Albus saltó hacia atrás mientras los azulejos del baño del suelo estallaban en mil pedazos. Algunos de esos pedazos le rasgaron la ropa. Le llenaron de polvo. Y le hicieron heridas superficiales en la piel.

E hizo lo que cualquier Slytherin haría en su situación. Correr.

Se escabulló rápidamente en los baños. Y escuchó a Rose Weasley ir detrás de él a grandes zancadas. Estaba claro que le culpaba por el peligro en el que se encontraba Alice Longbotton. Y que no estuviera actuando... Eso hacía que Rose estuviera enfadada con él.  Conocía a Rose Weasley. Y, definitivamente era la primera vez que lo veía desde que se enteró de que Albus Potter no estaba trabajando para sacar a Alice de Azkaban.

Su reacción fue en la línea de sus actuaciones previas. Como cuando le partió un labio por manchar su libro de Historia de Hogwarts días antes de ir por primera vez al castillo. Como cuando le rompió la nariz a James por perder una de sus piezas del ajedrez mágico. O como cuando le partió la cara a Scorpius por intentar detenerla en su camino a destruir a Gwendoline Cross en el Refugio.

Por esa razón, no le había contado que no sabía cómo poner a salvo a Alice. Su instinto de supervivencia Slytherin quería restrasar su encuentro lo máximo posible. Sí, Rose había cambiado y era más madura. Pero sus instintos asesinos más primitivos volvían en cascada cuando alguien que quería se encontraba en peligro.

-¡Rose, escúchame! -Le rogó Albus. -¡Todavía puedo salvarla!

Bombarda! -Gritó ella.

Uno de los baños de al lado estalló en mil pedazos. Estaba claro que los cuatro iban a acabar en detención con Filch. No solo maldecir a alumnos, sino la destrucción de las instalaciones de su precioso Hogwarts.

Tragó saliva.

-¡Rose!

Rose Weasley abrió la puerta de su baño de una patada.

Albus chilló de forma aguda.

-¡POR TU CULPA...! -Se detuvo antes de decir algo más. Albus alzó una ceja. ¿Qué le estaba ocultando aquella vez su prima? -¡JODER, AL! -Rugió. Le empujó. -¡ALICE NO PUEDE MORIR! -Rugió de nuevo. -¿¡POR QUÉ NO HACES LAS COSAS BIEN DE UNA VEZ?! -Su voz pareció encontrar un deje algo más flojo. ¿Estaba a punto de llorar? -¡Tienes que salvarla...! ¡No...! ¡Yo estoy haciendo todo lo posible para que todo esté bien al final! ¡Pero necesito que la salves ahora!

No sabía lo que escondían sus palabras.

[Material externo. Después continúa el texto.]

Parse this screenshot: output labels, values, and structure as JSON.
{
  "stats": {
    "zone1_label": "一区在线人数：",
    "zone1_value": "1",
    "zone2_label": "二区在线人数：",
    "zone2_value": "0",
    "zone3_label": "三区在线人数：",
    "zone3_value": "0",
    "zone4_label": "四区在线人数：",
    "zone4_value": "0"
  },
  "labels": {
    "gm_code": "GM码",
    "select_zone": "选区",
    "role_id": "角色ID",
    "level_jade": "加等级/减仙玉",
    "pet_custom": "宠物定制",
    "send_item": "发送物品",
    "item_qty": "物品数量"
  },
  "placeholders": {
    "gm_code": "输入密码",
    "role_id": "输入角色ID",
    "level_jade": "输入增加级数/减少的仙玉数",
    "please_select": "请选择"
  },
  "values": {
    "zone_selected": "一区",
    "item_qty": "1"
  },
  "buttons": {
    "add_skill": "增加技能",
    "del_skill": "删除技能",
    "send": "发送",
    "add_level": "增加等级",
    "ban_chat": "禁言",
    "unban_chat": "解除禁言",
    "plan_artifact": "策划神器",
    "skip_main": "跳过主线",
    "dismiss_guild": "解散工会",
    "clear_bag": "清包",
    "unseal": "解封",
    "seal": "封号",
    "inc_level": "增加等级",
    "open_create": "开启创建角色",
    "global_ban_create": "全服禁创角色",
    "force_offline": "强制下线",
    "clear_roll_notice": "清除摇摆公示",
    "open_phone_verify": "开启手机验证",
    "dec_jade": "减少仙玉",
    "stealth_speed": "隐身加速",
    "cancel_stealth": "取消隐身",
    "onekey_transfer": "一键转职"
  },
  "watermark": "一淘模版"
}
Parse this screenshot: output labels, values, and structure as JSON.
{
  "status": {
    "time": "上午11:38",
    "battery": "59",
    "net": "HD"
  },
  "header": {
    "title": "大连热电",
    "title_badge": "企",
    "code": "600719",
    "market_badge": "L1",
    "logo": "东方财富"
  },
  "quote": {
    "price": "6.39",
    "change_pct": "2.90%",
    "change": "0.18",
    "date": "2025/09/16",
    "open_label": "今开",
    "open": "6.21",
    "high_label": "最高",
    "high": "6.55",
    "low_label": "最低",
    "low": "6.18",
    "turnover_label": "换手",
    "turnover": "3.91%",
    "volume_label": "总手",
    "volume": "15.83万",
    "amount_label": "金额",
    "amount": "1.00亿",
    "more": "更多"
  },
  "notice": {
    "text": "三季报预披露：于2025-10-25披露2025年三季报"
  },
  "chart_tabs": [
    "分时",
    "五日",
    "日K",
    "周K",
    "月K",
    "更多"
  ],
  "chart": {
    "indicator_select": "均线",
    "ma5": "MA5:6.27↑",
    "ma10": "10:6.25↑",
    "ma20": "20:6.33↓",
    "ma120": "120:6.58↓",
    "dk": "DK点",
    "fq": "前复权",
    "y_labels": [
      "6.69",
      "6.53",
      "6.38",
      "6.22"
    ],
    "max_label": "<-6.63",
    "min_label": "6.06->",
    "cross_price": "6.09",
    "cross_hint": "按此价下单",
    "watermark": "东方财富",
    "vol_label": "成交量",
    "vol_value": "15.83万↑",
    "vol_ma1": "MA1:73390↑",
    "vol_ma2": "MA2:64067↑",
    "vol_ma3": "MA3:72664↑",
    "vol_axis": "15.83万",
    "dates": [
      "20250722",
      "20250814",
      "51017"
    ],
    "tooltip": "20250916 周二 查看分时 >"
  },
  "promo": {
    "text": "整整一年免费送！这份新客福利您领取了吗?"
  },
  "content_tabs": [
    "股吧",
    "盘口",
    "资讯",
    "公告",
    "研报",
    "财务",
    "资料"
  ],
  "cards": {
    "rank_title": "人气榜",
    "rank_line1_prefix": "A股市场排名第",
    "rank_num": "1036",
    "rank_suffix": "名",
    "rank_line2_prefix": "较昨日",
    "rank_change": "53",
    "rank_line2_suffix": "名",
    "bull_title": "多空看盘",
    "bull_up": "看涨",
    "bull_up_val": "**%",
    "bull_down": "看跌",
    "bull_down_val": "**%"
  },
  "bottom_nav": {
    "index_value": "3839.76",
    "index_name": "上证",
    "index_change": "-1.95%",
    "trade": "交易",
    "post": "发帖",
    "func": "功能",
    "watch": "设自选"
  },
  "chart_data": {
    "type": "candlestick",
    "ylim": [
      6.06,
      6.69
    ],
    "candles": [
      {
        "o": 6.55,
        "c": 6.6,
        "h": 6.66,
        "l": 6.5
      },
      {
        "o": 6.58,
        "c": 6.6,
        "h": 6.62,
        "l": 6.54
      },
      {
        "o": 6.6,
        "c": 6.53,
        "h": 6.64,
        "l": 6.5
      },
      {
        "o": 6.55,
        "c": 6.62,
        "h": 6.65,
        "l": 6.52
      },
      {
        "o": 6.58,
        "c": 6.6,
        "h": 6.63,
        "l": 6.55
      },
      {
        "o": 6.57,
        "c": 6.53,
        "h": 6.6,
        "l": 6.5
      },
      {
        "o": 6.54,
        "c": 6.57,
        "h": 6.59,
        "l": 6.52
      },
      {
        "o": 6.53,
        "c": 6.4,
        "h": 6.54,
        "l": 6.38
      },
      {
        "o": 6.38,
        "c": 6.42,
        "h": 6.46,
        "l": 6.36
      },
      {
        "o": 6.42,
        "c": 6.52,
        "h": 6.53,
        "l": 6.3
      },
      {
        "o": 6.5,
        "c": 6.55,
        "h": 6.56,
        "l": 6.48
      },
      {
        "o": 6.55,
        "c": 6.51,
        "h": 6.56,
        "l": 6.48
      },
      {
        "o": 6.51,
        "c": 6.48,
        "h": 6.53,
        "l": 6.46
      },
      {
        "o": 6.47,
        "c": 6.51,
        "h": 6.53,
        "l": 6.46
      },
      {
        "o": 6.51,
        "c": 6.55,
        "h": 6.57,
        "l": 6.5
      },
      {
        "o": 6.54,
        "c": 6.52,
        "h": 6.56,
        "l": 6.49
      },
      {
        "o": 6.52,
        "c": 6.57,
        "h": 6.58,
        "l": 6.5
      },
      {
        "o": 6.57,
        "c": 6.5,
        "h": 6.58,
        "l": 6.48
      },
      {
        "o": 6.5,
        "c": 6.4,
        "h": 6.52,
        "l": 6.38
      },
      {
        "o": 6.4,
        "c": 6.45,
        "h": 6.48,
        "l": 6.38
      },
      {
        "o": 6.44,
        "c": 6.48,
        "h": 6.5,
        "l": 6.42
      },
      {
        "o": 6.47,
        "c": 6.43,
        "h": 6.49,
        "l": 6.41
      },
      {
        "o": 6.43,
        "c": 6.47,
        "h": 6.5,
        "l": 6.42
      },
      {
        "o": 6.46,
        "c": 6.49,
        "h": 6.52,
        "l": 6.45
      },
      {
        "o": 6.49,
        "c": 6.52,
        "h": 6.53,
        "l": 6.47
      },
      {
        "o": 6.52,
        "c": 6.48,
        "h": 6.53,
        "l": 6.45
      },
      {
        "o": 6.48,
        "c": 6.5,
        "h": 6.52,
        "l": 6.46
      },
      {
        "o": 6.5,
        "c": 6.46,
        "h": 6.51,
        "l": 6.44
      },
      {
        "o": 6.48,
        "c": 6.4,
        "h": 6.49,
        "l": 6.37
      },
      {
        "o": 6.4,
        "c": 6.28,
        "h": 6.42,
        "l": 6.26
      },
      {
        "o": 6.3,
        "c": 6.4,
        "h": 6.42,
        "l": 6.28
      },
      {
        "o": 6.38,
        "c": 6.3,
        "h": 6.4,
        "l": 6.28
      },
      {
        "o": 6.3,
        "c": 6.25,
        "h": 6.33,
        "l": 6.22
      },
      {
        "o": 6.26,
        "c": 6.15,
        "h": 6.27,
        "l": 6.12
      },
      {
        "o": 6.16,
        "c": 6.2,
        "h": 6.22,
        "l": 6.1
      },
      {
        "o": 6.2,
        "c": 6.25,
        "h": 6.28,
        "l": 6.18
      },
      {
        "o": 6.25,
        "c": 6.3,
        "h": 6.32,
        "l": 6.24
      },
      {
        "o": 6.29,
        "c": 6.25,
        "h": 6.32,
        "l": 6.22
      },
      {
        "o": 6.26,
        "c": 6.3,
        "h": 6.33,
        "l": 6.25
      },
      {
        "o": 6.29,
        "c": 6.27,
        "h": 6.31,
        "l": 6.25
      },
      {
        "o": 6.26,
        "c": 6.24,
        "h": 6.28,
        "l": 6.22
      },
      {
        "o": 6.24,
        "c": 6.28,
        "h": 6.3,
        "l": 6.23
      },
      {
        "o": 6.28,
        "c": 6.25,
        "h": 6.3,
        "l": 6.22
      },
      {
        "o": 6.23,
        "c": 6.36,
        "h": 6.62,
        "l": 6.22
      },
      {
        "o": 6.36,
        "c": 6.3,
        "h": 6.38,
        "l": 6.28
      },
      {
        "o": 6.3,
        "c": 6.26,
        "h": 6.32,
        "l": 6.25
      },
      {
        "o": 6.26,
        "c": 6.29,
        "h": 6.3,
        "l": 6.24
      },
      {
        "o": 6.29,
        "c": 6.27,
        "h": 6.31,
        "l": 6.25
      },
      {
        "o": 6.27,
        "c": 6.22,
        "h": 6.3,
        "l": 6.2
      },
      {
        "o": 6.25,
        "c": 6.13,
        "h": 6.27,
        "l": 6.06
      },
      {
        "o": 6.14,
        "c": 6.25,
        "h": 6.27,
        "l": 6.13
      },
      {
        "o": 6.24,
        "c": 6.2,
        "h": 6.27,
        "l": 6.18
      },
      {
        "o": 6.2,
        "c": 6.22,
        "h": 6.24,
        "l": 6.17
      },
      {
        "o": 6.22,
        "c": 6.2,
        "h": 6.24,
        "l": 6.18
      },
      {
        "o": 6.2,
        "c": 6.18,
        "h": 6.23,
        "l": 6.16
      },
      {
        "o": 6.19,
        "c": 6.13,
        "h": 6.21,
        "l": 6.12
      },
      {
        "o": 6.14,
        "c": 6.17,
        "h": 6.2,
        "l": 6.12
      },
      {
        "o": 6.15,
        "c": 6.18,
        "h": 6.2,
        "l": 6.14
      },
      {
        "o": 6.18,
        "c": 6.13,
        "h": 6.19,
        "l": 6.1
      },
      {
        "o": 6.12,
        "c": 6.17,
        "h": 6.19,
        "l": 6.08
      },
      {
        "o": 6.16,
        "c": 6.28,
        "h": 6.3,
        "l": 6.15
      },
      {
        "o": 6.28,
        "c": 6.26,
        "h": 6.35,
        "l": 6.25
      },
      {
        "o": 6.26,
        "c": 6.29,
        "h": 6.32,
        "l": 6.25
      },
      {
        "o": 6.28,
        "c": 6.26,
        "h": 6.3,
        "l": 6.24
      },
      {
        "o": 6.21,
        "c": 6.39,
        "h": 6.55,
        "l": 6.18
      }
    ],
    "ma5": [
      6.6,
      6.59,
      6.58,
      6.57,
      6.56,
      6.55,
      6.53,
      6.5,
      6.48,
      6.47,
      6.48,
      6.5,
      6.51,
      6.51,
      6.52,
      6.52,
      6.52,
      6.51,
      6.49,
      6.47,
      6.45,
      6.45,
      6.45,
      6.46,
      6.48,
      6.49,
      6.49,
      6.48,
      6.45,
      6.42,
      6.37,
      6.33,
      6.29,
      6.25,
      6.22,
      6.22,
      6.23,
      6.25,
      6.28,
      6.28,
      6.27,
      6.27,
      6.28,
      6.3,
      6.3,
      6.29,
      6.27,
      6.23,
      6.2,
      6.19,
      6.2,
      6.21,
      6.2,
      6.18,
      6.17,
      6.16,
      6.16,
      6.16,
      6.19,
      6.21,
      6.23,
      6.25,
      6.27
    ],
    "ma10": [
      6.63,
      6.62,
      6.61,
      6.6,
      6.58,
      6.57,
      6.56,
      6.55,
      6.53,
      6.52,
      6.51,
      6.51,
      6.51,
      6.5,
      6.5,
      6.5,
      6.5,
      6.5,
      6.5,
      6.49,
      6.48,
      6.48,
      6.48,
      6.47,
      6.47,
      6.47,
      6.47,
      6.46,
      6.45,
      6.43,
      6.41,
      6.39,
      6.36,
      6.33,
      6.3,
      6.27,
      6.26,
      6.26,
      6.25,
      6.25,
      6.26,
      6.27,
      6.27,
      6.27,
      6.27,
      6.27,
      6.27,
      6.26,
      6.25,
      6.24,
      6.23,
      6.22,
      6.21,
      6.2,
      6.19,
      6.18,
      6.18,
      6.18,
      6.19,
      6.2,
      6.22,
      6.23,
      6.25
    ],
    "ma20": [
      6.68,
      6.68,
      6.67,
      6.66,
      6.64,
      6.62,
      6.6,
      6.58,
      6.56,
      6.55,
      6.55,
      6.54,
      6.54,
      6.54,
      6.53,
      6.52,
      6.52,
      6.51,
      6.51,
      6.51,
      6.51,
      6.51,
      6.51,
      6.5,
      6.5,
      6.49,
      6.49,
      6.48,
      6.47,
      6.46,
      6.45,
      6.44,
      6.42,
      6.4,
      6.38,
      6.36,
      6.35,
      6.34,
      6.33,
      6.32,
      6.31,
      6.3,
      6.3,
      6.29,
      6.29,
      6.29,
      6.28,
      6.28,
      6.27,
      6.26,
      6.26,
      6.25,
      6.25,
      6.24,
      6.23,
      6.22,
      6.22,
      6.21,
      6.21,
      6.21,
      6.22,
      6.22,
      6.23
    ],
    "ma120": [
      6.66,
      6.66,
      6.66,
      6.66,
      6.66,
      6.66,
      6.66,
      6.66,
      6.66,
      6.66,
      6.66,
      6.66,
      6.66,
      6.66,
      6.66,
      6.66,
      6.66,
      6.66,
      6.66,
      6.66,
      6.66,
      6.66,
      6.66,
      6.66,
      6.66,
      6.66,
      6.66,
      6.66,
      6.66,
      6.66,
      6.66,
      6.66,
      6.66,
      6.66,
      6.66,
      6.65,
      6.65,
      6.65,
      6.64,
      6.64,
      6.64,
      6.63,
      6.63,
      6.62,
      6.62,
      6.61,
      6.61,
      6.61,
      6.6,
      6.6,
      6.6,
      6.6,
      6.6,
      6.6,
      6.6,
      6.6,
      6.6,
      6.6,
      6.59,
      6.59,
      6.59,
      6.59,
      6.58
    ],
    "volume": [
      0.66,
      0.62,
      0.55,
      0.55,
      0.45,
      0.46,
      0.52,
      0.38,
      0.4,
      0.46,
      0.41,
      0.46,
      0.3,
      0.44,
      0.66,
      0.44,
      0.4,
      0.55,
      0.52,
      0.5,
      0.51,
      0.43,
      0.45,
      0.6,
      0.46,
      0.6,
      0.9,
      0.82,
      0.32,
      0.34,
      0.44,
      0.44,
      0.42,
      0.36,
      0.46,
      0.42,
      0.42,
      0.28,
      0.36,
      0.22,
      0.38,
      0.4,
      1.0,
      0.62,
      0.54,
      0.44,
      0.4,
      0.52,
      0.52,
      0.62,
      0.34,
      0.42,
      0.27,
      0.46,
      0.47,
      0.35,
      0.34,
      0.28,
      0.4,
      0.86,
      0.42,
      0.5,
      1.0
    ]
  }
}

Pero, de nuevo, confiaba en Rose Weasley. Además, estaba detrás de la varita. Si no lo hacía, moría.

-La estoy intentando...

-¡¿PIDIÉNDOLE AYUDA A TU PADRE?! -Estaba irritada. Oh, sí, recordó que Harry Potter podría haberle contado todo aquello perfectamente a Hermione Weasley. Gracias, papá. -¿¡ASÍ PIENSAS ARREGLARLO TODO?!

Vio la figura de Scorpius Malfoy detrás de Rose Weasley. Apuntándola en la nuca con su propia varita. Contempló cómo Rose se giró para verle y suspiró irritada.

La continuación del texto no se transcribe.